Published online by Cambridge University Press: 28 March 2007
OLD TIMERS
On anybody's list of great Shakespearians of the mid-twentieth century there would surely figure three names above all: C. L. Barber, Northrop Frye, and G. Wilson Knight.
C. L. Barber did not live to complete The Whole Journey: Shakespeare's Power of Development (Berkeley and Los Angeles: University of California Press, 1986), and it fell to Richard P. Wheeler to prepare with painstaking care the manuscript documents for publication. It is tragic that Barber did not see the result, for it is his own 'whole journey' traced through the entire Shakespearian canon.
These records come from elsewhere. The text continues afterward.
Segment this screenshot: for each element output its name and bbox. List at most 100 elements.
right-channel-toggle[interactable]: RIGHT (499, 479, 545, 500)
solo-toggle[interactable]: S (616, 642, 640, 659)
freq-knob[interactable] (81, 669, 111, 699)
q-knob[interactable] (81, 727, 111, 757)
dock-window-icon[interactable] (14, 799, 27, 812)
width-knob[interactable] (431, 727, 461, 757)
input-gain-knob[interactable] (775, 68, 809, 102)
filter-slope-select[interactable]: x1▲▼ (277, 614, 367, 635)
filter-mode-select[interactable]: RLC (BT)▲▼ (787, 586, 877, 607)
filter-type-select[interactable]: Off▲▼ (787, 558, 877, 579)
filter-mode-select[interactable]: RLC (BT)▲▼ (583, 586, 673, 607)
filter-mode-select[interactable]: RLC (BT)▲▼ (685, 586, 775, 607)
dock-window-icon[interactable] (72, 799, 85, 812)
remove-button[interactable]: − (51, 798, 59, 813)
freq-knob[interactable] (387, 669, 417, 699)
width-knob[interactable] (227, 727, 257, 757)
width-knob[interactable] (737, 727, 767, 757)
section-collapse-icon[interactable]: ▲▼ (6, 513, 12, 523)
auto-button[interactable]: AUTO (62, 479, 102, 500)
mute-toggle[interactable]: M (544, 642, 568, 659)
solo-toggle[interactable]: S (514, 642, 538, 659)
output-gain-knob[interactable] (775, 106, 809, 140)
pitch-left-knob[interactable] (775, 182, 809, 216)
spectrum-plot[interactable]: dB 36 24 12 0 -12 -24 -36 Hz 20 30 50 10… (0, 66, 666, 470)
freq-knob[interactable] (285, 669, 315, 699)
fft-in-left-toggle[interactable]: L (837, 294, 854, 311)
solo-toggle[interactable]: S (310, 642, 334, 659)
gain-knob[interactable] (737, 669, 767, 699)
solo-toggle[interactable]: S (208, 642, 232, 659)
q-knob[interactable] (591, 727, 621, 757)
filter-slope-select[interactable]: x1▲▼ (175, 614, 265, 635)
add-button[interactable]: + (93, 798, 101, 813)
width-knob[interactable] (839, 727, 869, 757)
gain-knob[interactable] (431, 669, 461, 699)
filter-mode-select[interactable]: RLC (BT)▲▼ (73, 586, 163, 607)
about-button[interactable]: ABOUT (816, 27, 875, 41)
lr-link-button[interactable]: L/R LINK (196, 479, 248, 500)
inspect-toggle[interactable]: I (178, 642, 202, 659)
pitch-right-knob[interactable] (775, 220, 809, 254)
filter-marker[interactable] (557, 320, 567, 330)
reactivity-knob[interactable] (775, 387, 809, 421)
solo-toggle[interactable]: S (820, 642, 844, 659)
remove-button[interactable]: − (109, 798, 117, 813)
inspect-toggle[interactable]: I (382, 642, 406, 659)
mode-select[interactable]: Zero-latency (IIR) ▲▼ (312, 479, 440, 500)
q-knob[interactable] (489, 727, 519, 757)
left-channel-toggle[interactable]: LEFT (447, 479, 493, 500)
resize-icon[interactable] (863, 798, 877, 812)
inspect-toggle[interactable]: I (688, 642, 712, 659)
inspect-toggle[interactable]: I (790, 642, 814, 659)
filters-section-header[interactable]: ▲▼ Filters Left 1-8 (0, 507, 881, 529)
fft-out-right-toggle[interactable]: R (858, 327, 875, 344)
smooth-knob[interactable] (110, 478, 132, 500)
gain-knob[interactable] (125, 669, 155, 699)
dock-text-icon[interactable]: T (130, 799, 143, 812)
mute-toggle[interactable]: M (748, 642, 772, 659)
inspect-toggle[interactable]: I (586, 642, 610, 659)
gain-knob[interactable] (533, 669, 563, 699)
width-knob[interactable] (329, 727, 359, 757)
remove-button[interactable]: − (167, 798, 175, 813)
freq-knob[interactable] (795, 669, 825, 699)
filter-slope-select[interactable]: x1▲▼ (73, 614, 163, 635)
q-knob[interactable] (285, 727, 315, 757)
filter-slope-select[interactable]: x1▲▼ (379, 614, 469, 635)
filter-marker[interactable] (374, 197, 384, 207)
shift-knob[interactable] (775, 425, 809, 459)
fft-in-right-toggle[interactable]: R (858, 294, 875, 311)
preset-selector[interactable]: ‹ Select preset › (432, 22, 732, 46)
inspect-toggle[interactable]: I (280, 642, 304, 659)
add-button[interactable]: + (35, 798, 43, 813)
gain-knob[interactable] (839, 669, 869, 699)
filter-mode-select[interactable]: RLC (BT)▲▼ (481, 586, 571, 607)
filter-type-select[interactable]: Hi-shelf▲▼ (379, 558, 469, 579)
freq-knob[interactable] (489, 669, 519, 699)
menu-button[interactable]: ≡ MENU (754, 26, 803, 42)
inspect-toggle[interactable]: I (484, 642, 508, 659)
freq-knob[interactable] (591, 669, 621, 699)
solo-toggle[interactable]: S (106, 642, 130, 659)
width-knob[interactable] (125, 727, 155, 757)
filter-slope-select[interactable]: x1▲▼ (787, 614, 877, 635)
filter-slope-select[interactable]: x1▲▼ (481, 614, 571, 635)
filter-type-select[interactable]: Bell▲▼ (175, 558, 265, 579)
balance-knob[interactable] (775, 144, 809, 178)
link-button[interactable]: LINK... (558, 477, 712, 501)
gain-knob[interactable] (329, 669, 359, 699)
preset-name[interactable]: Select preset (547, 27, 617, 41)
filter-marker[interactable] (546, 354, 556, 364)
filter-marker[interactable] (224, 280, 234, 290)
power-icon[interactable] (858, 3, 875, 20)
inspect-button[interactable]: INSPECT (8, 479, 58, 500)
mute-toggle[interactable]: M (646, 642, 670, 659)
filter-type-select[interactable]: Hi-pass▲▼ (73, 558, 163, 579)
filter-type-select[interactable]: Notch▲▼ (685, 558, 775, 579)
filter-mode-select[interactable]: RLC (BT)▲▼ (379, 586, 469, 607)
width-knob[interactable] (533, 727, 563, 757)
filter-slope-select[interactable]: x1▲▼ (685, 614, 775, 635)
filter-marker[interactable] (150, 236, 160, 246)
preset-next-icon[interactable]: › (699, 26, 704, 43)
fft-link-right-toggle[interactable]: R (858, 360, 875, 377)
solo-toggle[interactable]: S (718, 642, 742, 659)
He was loved and respected as a teacher and critic, and one can see the underlying reason for this in the nostalgic attractiveness of his assumptions concerning 'Shakespeare's ideal of a gracious, organic society' (p. 124) and its violation in plays like Richard III and Titus Andronicus. Barber retrieves an image of Shakespeare as generous, 'richly sociable', and empathetic, and whether or not these qualities lay in the dramatist, they belonged to the critic. He accounts for Shakespeare in predominantly psychological terms. Shakespeare's experiences of witnessing the worldly failure of a lovable father, and being cherished by a strong mother, who was inadvertently betrayed by the weakness of her husband, are seen to feed into patterns in the plays which are regarded as an evolving canon. The pattern is implicit in The Comedy of Errors as the intact family is refound, but in 'the whole journey' different aspects become prominent at different times.